Mir ist es immer wichtig, den Eltern zunächst die Sorge zu nehmen. Viele denken: „Alle anderen schaffen das doch, warum fällt es mir so schwer?“ Ich sage dann immer, jeder hat irgendwann das erste Mal getragen. Manche finden schneller hinein, andere sind vielleicht etwas verkopfter und brauchen mehr Zeit und Zuspruch und das ist völlig in Ordnung. Ich empfehle zum Beispiel, die Tragehilfe zunächst im Sitzen anzulegen. Das nimmt vielen schon die Unsicherheit. Auch das Üben mit einem Kissen oder gemeinsam zu zweit kann helfen. Grundsätzlich gilt sich bewusst Zeit zum Üben zu nehmen.
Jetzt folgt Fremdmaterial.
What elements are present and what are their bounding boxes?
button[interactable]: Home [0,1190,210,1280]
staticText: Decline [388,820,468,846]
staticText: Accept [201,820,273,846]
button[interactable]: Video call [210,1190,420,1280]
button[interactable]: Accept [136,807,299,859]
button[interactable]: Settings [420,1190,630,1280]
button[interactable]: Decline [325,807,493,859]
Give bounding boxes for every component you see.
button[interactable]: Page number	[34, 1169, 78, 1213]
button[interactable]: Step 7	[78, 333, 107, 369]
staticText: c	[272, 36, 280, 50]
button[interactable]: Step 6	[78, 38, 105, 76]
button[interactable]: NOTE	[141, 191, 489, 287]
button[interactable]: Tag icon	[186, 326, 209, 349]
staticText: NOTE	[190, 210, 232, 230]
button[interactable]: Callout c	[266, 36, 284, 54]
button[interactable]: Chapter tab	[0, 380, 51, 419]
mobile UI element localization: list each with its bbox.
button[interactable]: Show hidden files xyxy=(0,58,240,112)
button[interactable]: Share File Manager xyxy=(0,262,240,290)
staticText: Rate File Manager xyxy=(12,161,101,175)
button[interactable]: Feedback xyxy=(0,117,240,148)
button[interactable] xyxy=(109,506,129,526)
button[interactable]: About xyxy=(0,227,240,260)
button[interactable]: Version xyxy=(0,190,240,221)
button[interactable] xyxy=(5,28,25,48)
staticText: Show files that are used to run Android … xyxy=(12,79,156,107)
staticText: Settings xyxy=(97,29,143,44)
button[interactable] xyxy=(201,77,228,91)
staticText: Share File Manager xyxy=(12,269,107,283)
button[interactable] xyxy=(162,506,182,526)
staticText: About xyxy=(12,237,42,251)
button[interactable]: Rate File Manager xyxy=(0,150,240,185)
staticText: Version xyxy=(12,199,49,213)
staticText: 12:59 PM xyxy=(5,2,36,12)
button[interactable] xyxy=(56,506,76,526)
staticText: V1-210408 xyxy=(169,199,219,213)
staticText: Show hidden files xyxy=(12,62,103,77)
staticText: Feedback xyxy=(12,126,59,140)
Diese Routine entwickelt sich schnell, oft merkt man schon nach wenigen Versuchen, wie viel sicherer man sich fühlt.
Ein Satz, den ich oft sage, ist: Babys sind robuster, als man denkt. Viele Eltern haben Berührungsängste oder Angst, die Trage zu fest anzulegen und ihr Baby zu „zerquetschen“. Dabei ist eher das Gegenteil problematisch. Eine zu locker gebundene Trage kann sicherheitsrelevant sein. Wenn sie etwas fester sitzt, fühlt sich das für das Baby vielleicht ungewohnt an, ist aber in der Regel unkritisch.
Wichtig ist, sich zu trauen, Dinge auszuprobieren, und Vertrauen in die eigene Lernkurve zu haben. Die meisten Eltern entwickeln sehr schnell ein gutes Gefühl dafür – meist schon nach wenigen Versuchen.